Um conjunto de intervenções aplicadas em ambiente casuístico, por mais bem-intencionadas que sejam, só por acaso conseguirá satisfazer os propósitos visados. Falta-lhes o enquadramento organizacional e o sistema de relações funcionais que o ESNS deve permitir estabelecer de maneira a tornar o SNS uma entidade multivariada, no sentido de que utiliza toda a sua capacidade e competência com o mínimo de atrasos, duplicações e redundâncias. O ESNS há-de servir para estabelecer o melhor roteiro para que o SNS cumpra a sua missão. Essa é a pertinência do ESNS. Se não for esta a utilidade dada àquela lei, então estaremos perante um exercício que valeu a pena, mas exclusivamente pelo seu lado retórico.

Agora que está em vigor, e em que as disputas em torno da LBS ficaram para trás, torna-se necessário afirmar e defender que era mesmo necessário proceder à revisão da lei de 1990. Entre as duas as diferenças são notórias e os propósitos são distintos. Basta compará-las para se detectar facilmente o que estava em jogo – a natureza da política de saúde e a relação público/privado. Se foi possível fazer aprovar a LBS depois de muitos meses de discussão pública e de debates parlamentares foi porque existia um contexto político único, que acabou por facilitar a obtenção de um resultado útil mas que esteve sempre rodeado de muitas incertezas. Imagine-se o que seria se se tivesse deixado para a actual legislatura a revisão da lei de 1990.

Para sustentar a urgência da elaboração do ESNS, lembremos a argumentação desenvolvida por alguns sectores a propósito da LBS: que o SNS funcionou sempre com a cobertura daquela legislação, que não seria a LBS que iria melhorar os défices que o SNS de há muito apresentava. Vejamos, não foi a Constituição da República que repôs formalmente a democracia em Portugal, foi a cobertura que ela deu para que as medidas políticas entretanto desenvolvidas e aplicadas concretizassem o espírito e a letra do que nela ficou inscrito, em resultado da situação revolucionária vivida em 1974 e 1975.

Sobre este assunto podemos estar a ser injustos para com a equipa ministerial. Desconhecemos se o ESNS já está a ser equacionado ou mesmo se o trabalho já vai adiantado. Se for o caso, só temos de congratular a ministra e os seus secretários de Estado. Significa que estão empenhados não só em gerir a agenda do dia mas que meteram mãos à construção de uma peça jurídica indispensável para o bom funcionamento do SNS.
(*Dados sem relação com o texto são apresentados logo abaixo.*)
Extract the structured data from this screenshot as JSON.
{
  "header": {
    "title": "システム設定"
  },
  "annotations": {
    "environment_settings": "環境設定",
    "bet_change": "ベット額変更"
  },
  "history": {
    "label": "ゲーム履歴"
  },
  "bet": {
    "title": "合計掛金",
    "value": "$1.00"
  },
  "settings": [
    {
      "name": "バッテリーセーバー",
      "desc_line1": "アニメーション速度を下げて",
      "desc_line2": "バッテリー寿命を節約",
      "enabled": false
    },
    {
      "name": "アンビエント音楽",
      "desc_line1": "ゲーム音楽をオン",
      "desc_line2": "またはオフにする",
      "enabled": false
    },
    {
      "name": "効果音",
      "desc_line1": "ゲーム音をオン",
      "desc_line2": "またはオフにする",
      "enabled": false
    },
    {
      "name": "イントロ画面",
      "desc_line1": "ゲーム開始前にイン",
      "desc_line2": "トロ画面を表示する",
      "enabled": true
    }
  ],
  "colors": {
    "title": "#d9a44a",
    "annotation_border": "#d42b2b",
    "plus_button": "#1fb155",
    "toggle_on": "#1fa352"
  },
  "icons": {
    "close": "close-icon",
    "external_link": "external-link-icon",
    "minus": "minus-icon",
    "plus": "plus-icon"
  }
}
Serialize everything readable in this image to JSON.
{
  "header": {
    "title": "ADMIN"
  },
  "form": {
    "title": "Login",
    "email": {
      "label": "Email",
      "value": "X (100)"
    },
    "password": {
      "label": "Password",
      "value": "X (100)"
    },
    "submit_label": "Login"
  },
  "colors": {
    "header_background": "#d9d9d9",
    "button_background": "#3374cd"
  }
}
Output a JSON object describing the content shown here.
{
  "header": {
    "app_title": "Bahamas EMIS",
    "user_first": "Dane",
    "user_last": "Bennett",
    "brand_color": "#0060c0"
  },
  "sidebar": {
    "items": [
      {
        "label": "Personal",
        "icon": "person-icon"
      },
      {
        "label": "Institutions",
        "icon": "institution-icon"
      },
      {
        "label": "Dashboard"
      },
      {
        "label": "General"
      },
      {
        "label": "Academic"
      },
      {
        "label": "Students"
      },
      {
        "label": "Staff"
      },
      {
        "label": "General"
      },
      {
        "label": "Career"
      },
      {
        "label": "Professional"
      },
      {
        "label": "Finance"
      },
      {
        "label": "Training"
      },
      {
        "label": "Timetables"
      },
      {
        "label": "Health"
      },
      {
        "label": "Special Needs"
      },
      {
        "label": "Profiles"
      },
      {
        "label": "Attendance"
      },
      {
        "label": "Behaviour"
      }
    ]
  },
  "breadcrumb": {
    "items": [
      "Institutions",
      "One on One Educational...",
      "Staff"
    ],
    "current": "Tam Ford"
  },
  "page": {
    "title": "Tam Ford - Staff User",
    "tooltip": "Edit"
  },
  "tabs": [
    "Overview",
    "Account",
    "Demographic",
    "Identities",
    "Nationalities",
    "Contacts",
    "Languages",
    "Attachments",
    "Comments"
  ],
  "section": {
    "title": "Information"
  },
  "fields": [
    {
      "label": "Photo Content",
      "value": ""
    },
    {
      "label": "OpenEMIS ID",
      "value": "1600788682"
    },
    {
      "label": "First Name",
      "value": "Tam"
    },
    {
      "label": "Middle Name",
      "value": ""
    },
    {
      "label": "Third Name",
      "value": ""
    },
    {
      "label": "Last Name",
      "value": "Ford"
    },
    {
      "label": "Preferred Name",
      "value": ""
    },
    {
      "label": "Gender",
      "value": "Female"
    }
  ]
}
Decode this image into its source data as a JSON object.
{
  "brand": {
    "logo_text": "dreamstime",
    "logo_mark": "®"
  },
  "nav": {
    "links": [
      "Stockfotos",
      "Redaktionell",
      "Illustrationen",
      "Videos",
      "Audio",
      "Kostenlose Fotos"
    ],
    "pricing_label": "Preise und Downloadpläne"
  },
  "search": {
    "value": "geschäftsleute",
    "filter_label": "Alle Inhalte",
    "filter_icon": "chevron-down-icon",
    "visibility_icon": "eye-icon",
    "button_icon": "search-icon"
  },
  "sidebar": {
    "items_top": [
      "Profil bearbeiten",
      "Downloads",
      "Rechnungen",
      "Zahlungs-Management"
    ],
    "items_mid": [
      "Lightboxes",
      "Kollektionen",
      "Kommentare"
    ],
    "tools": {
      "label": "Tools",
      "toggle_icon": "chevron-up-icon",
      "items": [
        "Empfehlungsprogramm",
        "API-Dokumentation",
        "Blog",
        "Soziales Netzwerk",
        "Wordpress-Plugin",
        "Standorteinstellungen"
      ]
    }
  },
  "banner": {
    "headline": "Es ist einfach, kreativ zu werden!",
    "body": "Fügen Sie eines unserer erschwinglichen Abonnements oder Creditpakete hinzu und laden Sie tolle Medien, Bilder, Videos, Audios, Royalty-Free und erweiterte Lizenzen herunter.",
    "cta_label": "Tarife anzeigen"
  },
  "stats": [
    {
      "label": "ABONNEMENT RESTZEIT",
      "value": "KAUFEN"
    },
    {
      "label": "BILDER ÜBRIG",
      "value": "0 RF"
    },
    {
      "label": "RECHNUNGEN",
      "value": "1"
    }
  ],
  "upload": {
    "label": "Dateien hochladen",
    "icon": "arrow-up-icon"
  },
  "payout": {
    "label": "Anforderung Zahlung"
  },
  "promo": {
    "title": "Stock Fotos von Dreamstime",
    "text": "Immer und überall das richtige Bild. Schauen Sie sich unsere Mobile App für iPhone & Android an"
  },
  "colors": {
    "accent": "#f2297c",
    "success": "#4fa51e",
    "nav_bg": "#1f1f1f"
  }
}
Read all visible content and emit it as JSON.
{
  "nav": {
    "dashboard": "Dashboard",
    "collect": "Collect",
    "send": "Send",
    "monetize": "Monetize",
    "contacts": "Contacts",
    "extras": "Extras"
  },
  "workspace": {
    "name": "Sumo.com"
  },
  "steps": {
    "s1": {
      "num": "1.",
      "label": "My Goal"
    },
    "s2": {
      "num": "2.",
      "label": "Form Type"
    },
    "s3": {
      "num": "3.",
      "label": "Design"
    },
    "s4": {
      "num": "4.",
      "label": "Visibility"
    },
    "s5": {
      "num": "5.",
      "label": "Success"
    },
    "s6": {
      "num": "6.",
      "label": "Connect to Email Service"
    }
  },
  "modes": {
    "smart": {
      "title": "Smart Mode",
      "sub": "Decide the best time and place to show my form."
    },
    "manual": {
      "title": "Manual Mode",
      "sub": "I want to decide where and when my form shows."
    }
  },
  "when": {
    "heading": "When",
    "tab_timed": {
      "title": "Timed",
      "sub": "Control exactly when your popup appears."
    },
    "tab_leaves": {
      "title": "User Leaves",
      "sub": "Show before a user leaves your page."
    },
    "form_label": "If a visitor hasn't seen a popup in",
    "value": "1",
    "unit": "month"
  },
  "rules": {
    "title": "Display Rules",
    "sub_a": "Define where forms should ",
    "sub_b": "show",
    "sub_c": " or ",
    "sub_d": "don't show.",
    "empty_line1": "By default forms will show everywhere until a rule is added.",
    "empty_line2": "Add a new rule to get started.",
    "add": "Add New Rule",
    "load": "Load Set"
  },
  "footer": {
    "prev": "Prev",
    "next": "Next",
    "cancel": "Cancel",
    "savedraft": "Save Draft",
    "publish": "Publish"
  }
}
Embora tenham de ser necessariamente resolvidas, as disfunções que constantemente são tornadas públicas não podem ocupar toda a actividade governativa. É que se o funcionamento do SNS apresenta as brechas de todos conhecidas, é também porque as sucessivas equipas ministeriais, ao fim de poucas semanas, se perderam no trânsito do dia, sem tempo para desenvolver pensamento estratégico. Agora que iniciou funções, não é isso que se espera da actual equipa ministerial. Espera-se que se dedique à política de saúde, no sentido de apresentar soluções suficientemente estruturadas para que em 2023 a saúde dos portugueses apresente progressos naquilo que conta e que está bem ilustrado na LBS. Mas para isso é urgente termos um ESNS. E não é um Estatuto qualquer, é um Estatuto em que a bota bata com a perdigota.